Мы пили чай с пышными фряновскими пирогами и ватрушками, разговаривали о краеведении, о черных копателях, которые, как оказалось, совершенно бескорыстно приносят в музей множество интересных экспонатов, о том, что, по уверениям доподлинно знающих аборигенов, все местные храмы соединены еще в глубокой древности подземными ходами на случай атомной войны, и о том, что в двух флигелях усадьбы еще живут люди. Катя рассказала, что в одном из флигелей еще с двадцатых годов прошлого века живет семья Морошкиных. Тех самых Морошкиных, один из которых был инициатором создания музея в усадьбе. Владимир Николаевич, которому уже девяносто три года, – уже и сам в некотором смысле часть музейной экспозиции. Во втором флигеле живет семья погорельцев, которую рано или поздно выселят, и еще одна семья, которая правдами и неправдами сумела приватизировать свою квартиру. Вот их вряд ли выселят, а хотелось бы. Разместить бы в этом флигеле часть музейных экспонатов из запасников… Я слушал Катю и думал о том, что, будь я на ее директорском месте, костьми бы лег, но этих приватизаторов выселил бы к чертовой матери и… вселился бы сам. Какая красивая и мечтательная жизнь могла бы у меня быть… Утром встал, велел жене подать чай в кабинет. Она тотчас все приготовила и зовет тебя, зовет… а ты уже в запасниках и, забыв обо всем на свете, вытачиваешь на миниатюрном токарном станке новую бронзовую ручку к старинному комоду взамен утерянной, а не то сканируешь старинные фотографии, чтобы вставить их в свой доклад «К вопросу о тонких различиях между шелковыми тканями российского производства второй четверти девятнадцатого века газ марабу лансе и газ иллюзион лансе», который будет прочитан в Париже на ежегодном конгрессе историков моды. Ну а обедать уже можно на балконе второго этажа. Смотреть на сад, пить армянский коньяк двухсотлетней выдержки из подвалов графа Ивана Лазаревича Лазарева… но если честно, то без коньяка можно вполне обойтись. В нынешнем штате музея есть сотрудник, дядя Костя, бодрый еще старик восьмидесяти четырех лет. У него имеется самогонный аппарат собственной конструкции, на котором он производит что-то удивительное, благородного коньячного цвета, пахнущее апельсиновой и лимонной свежестью, забирающее после трех рюмок так…
ТРИ СЕРЕБРЯНЫЕ РЫБЫ
Сначала на месте Осташкова ничего не было, кроме лесов, болот и озера Селигер с многочисленными островами и каменными валунами на них. Потом по этим местам прошла… Не знаю, как и сказать… Короче говоря – возле входа в Осташковский краеведческий музей лежит большой гранитный валун, а на валуне самый настоящий отпечаток женской ноги. Или отпечаток, очень похожий на отпечаток женской ноги. Глубокий. В такой можно влить бокал шампанского. Даже два. Местное предание, однако, утверждает, что это след Богородицы. Так что с шампанским лучше не стоит.

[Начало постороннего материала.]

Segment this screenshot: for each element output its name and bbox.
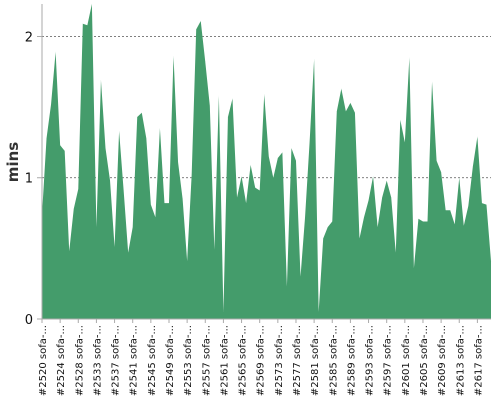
- x-tick-label-17: #2589 sofa-...: [346, 325, 357, 396]
- x-tick-label-24: #2617 sofa-...: [473, 325, 484, 396]
- x-tick-label-16: #2585 sofa-...: [328, 325, 339, 396]
- x-tick-label-15: #2581 sofa-...: [310, 325, 321, 396]
- series-area: [41, 3, 492, 319]
- x-tick-label-7: #2549 sofa-...: [165, 325, 176, 396]
- x-tick-label-4: #2537 sofa-...: [111, 325, 122, 396]
- x-tick-label-12: #2569 sofa-...: [256, 325, 267, 396]
- x-tick-label-14: #2577 sofa-...: [292, 325, 303, 396]
- y-axis-label: mins: [4, 142, 22, 182]
- x-tick-label-13: #2573 sofa-...: [274, 325, 285, 396]
- y-axis-ticks: 0 1 2: [25, 30, 33, 328]
- x-tick-label-5: #2541 sofa-...: [129, 325, 140, 396]
- x-tick-label-3: #2533 sofa-...: [92, 325, 103, 396]
- x-tick-label-2: #2528 sofa-...: [74, 325, 85, 396]
- x-tick-label-11: #2565 sofa-...: [238, 325, 249, 396]
- x-tick-label-9: #2557 sofa-...: [201, 325, 212, 396]
- x-tick-label-18: #2593 sofa-...: [365, 325, 376, 396]
- x-tick-label-22: #2609 sofa-...: [437, 325, 448, 396]
- x-axis-ticks: #2520 sofa-... #2524 sofa-... #2528 sofa-.…: [38, 325, 484, 396]
- x-tick-label-8: #2553 sofa-...: [183, 325, 194, 396]
- x-tick-label-0: #2520 sofa-...: [38, 325, 49, 396]
- series-area-fill: [42, 4, 491, 319]
- x-tick-label-19: #2597 sofa-...: [383, 325, 394, 396]
- x-tick-label-10: #2561 sofa-...: [219, 325, 230, 396]
- axes: [37, 4, 491, 323]
- x-tick-label-6: #2545 sofa-...: [147, 325, 158, 396]
- x-tick-label-1: #2524 sofa-...: [56, 325, 67, 396]
- x-tick-label-23: #2613 sofa-...: [455, 325, 466, 396]
- x-tick-label-20: #2601 sofa-...: [401, 325, 412, 396]
- y-tick-label-0: 0: [25, 313, 33, 328]
- y-tick-label-1: 1: [25, 172, 33, 187]
- y-tick-label-2: 2: [25, 30, 33, 45]
- x-tick-label-21: #2605 sofa-...: [419, 325, 430, 396]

После Богороди… После того, кто оставил этот след, в эти края в середине первого тысячелетия нашей эры пришли кривичи, промышлявшие охотой и рыболовством, а за кривичами словене с сохами, коровами, бабами, ребятишками, козами, жучками, внучками, кошками, мышками, репками и со всем тем, что называется оседлым образом жизни. После того как все, кому нужно было прийти, пришли и стали жить-поживать да добра наживать, стали приходить те, кому не нужно. За чужим, понятное дело, добром. В конце первой половины XIII века к озеру Селигер, после взятия и разорения Торжка, подошли татаро-монголы. Осташкова тогда не было даже в планах, и самих планов тоже не было, и потому они не брали его приступом, не поджигали деревянных стен, не выпускали тучи стрел в защитников города, поскольку их тоже не было, а резво поскакали на своих маленьких мохноногих лошадках на север по направлению к Великому Новгороду. Не долго они резво скакали… Дело было весной, направление на Новгород, и без того еле идущее по дремучим лесам, страшно раскисло, петляло и норовило спрятаться в болотах. Не доехав до Новгорода около двухсот километров, в урочище под названием Игнач Крест татары, посовещавшись с монголами, решили, что Новгород от них не уйдет, и повернули на юг.